Подводя итог нашим рассуждениям о оксюморонном приеме в исследовании духовной жизни и философского учения Вл. Соловьёва, обратимся к емкому пассажу одного из отечественных исследователей его творчества — В.А. Кувакина: «Интеллектуальный подвиг Вл. Соловьёва в неутомимой борьбе за идеи высокого призвания человека в мире, за единство должного и сущего в обществе. Он говорил о недопустимости разрыва между идеалом и средствами его достижения, между словом и его воплощением в жизнь. Исключительно высокая оценка Вл. Соловьёвым человека, его неисчерпаемого духовного потенциала не может игнорироваться, когда мы обнаружили столь острый дефицит человечности в человеческих отношениях, определенный упадок нравов и нравственных стандартов. Нам близка позиция Соловьёва, выступавшего против вульгарного материализма, вещизма, социального отчуждения и хамства, ратовавшего за утверждение в жизни народа традиций добролюбия, милосердия и сострадания, чувства единства нации и ее ответственности перед прошлым и будущим поколениями за судьбы страны и человечества в целом 11.

Примечания
  • [1] Оксюморон — метафорический прием совмещения контрастов, противоречий, совмещение несовместимого.

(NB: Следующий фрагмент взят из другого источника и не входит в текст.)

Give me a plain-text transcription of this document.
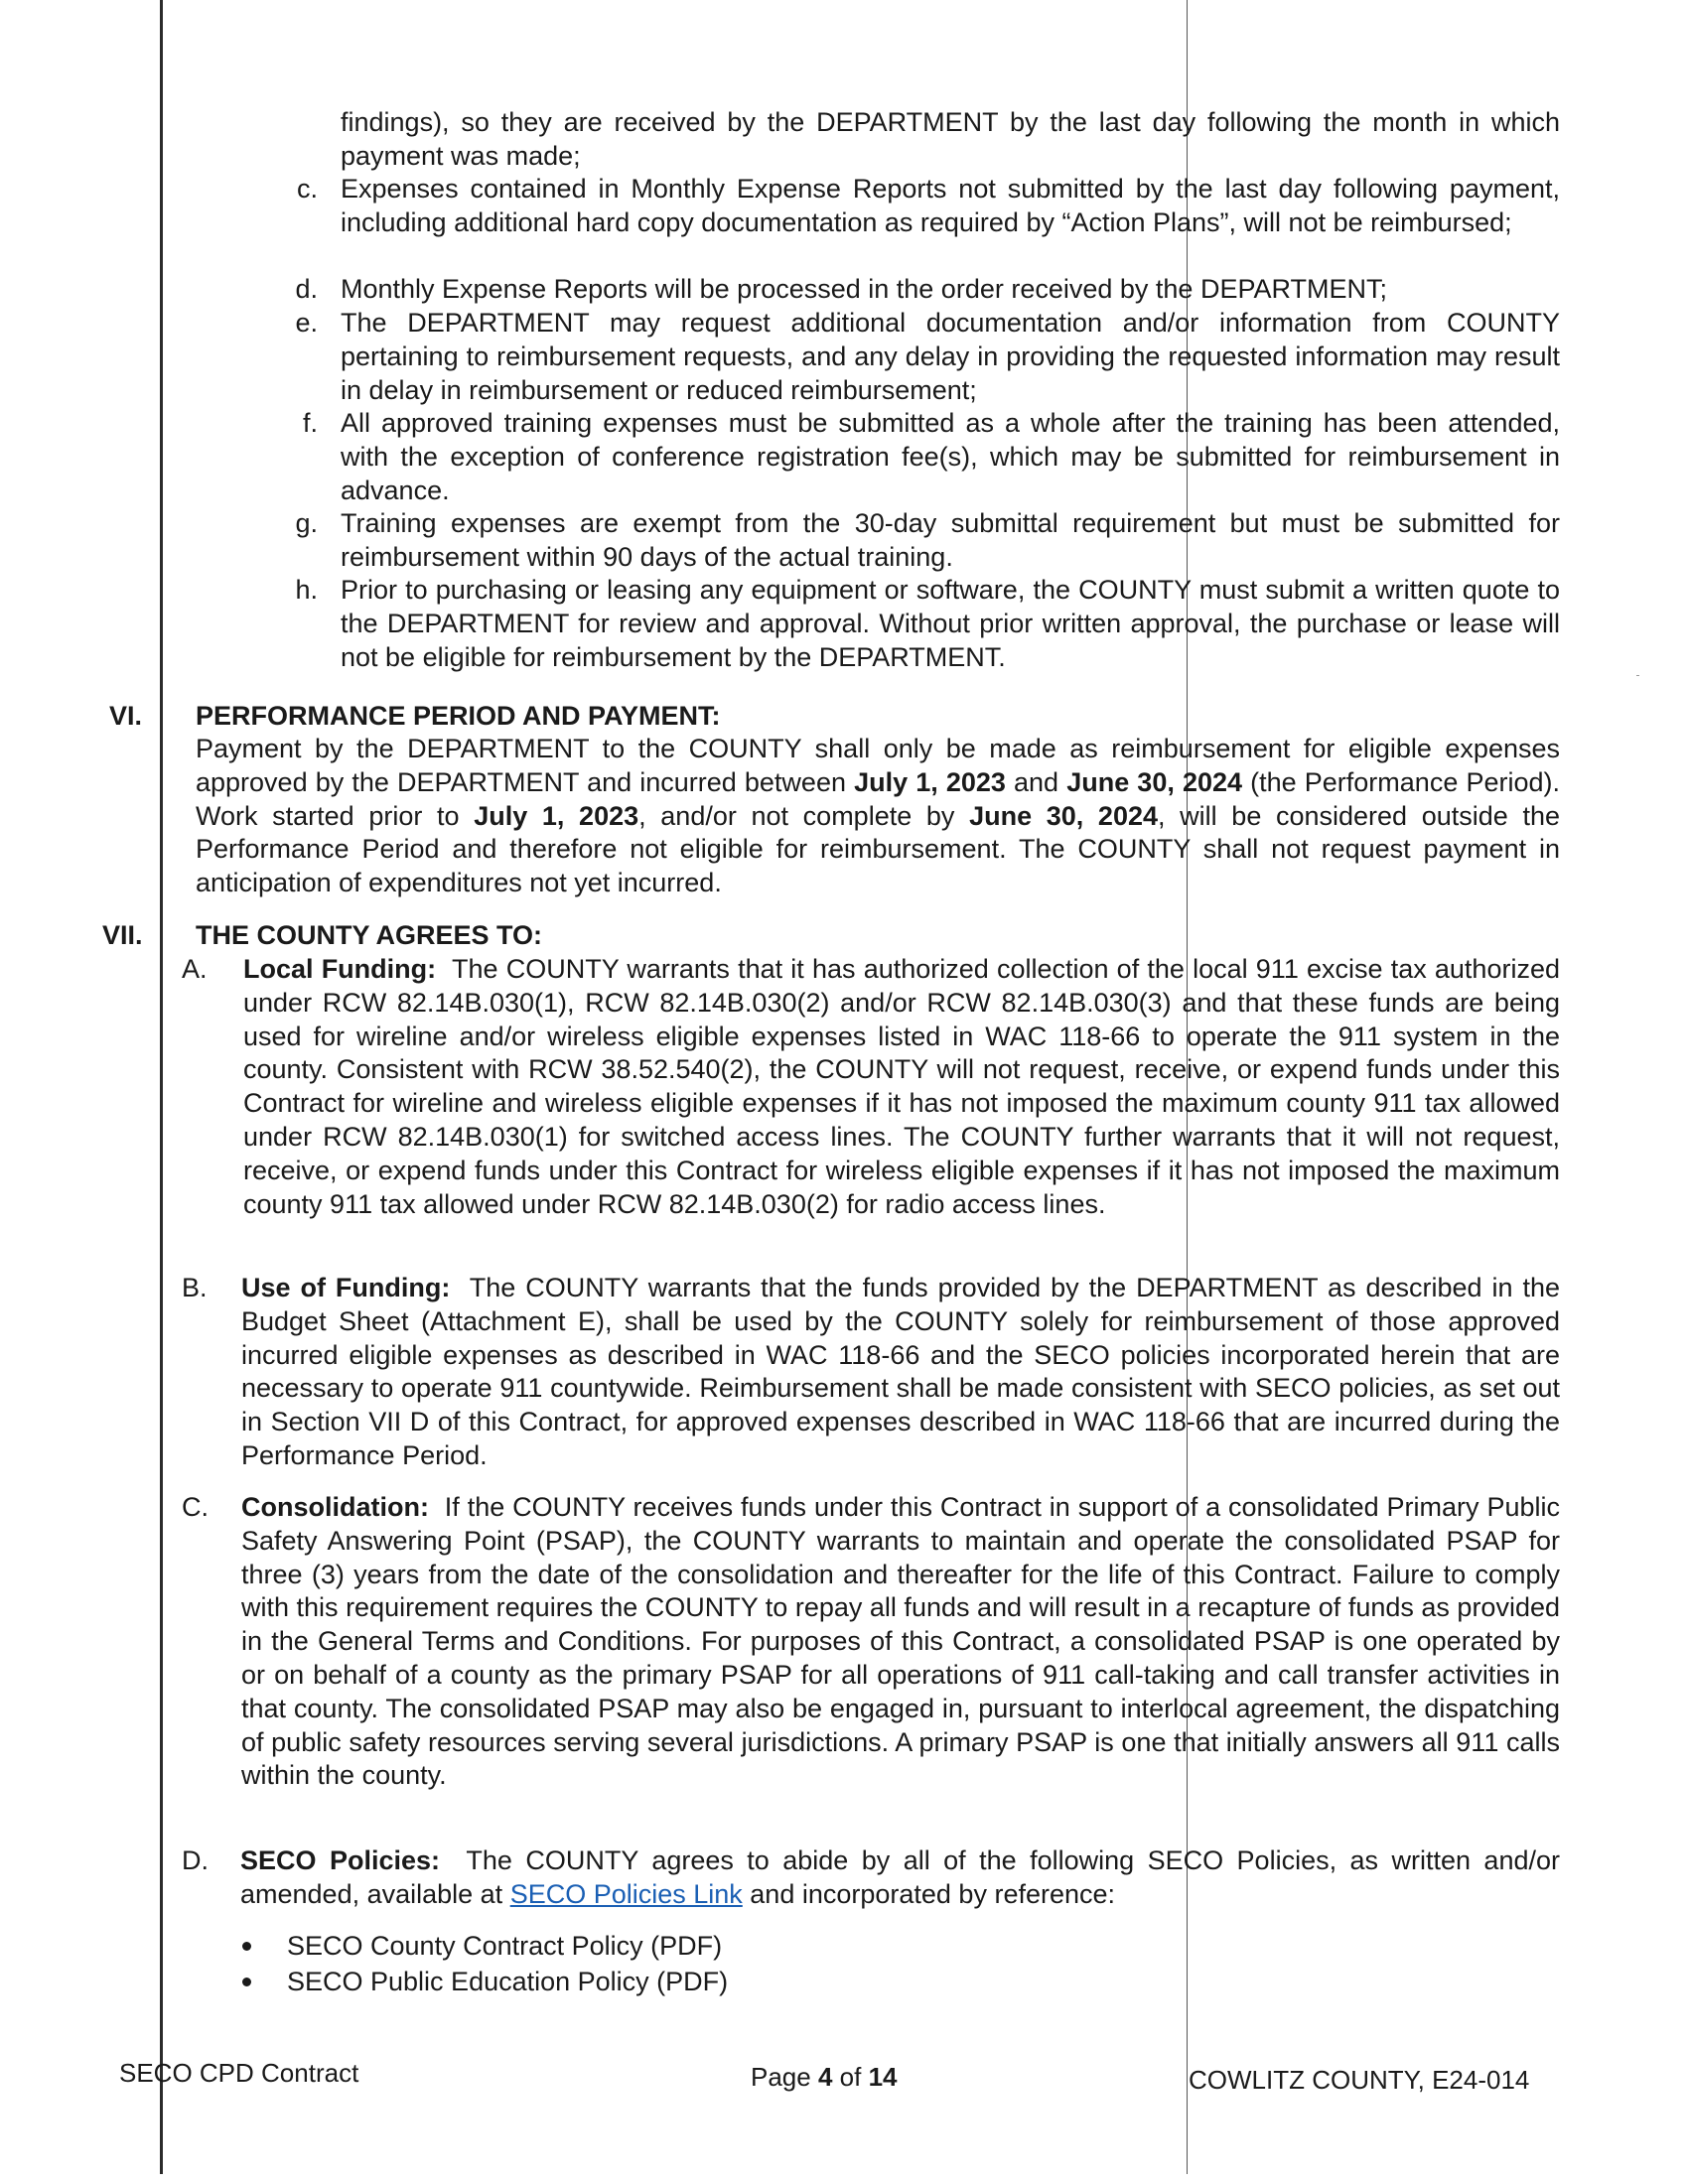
findings), so they are received by the DEPARTMENT by the last day following the month in which payment was made;
c. Expenses contained in Monthly Expense Reports not submitted by the last day following payment, including additional hard copy documentation as required by “Action Plans”, will not be reimbursed;
d. Monthly Expense Reports will be processed in the order received by the DEPARTMENT;
e. The DEPARTMENT may request additional documentation and/or information from COUNTY pertaining to reimbursement requests, and any delay in providing the requested information may result in delay in reimbursement or reduced reimbursement;
f. All approved training expenses must be submitted as a whole after the training has been attended, with the exception of conference registration fee(s), which may be submitted for reimbursement in advance.
g. Training expenses are exempt from the 30-day submittal requirement but must be submitted for reimbursement within 90 days of the actual training.
h. Prior to purchasing or leasing any equipment or software, the COUNTY must submit a written quote to the DEPARTMENT for review and approval. Without prior written approval, the purchase or lease will not be eligible for reimbursement by the DEPARTMENT.
VI. PERFORMANCE PERIOD AND PAYMENT:
Payment by the DEPARTMENT to the COUNTY shall only be made as reimbursement for eligible expenses approved by the DEPARTMENT and incurred between July 1, 2023 and June 30, 2024 (the Performance Period). Work started prior to July 1, 2023, and/or not complete by June 30, 2024, will be considered outside the Performance Period and therefore not eligible for reimbursement. The COUNTY shall not request payment in anticipation of expenditures not yet incurred.
VII. THE COUNTY AGREES TO:
A.	Local Funding: The COUNTY warrants that it has authorized collection of the local 911 excise tax authorized under RCW 82.14B.030(1), RCW 82.14B.030(2) and/or RCW 82.14B.030(3) and that these funds are being used for wireline and/or wireless eligible expenses listed in WAC 118-66 to operate the 911 system in the county. Consistent with RCW 38.52.540(2), the COUNTY will not request, receive, or expend funds under this Contract for wireline and wireless eligible expenses if it has not imposed the maximum county 911 tax allowed under RCW 82.14B.030(1) for switched access lines. The COUNTY further warrants that it will not request, receive, or expend funds under this Contract for wireless eligible expenses if it has not imposed the maximum county 911 tax allowed under RCW 82.14B.030(2) for radio access lines.
B.	Use of Funding: The COUNTY warrants that the funds provided by the DEPARTMENT as described in the Budget Sheet (Attachment E), shall be used by the COUNTY solely for reimbursement of those approved incurred eligible expenses as described in WAC 118-66 and the SECO policies incorporated herein that are necessary to operate 911 countywide. Reimbursement shall be made consistent with SECO policies, as set out in Section VII D of this Contract, for approved expenses described in WAC 118-66 that are incurred during the Performance Period.
C.	Consolidation: If the COUNTY receives funds under this Contract in support of a consolidated Primary Public Safety Answering Point (PSAP), the COUNTY warrants to maintain and operate the consolidated PSAP for three (3) years from the date of the consolidation and thereafter for the life of this Contract. Failure to comply with this requirement requires the COUNTY to repay all funds and will result in a recapture of funds as provided in the General Terms and Conditions. For purposes of this Contract, a consolidated PSAP is one operated by or on behalf of a county as the primary PSAP for all operations of 911 call-taking and call transfer activities in that county. The consolidated PSAP may also be engaged in, pursuant to interlocal agreement, the dispatching of public safety resources serving several jurisdictions. A primary PSAP is one that initially answers all 911 calls within the county.
D.	SECO Policies: The COUNTY agrees to abide by all of the following SECO Policies, as written and/or amended, available at SECO Policies Link and incorporated by reference:
SECO County Contract Policy (PDF)
SECO Public Education Policy (PDF)
SECO CPD Contract	Page 4 of 14	COWLITZ COUNTY, E24-014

  • [2] Соловьёв В.С. Соч.: В 2 т. Т.1. М., «Мысль»,1988. С.706.
  • [3] Там же. С. 713.
  • [4] Сапожников С.В. Владимир Соловьёв — поэт-философ // Литература в школе. 2002. № 5. С.9.
  • [5] Соловьёв Вл. Стихотворения. М., 1921. С. 44-45.
  • [6] Соловьёв В.С. Философия искусства и литературная критика. М., 1991. С. 475.
  • [7] Соловьёв В.С. Сочинения: в 2 т. Т.1. М., 1988. С. 343.
  • [8] Соловьёв В.C. Русская идея // Россия глазами русского. СПб., 1991. С. 337.
  • [9] Соловьёв В.С. Сочинения в 2 т. Т. 2. М., 1988. С. 640.
  • [10] Соловьёв В.С. Сочинения в 2 т. Т. 2. М., 1988. С. 638.
  • [11] Кувакин В.А. Философия Вл. Соловьёва. М., 1988. С. 3-4.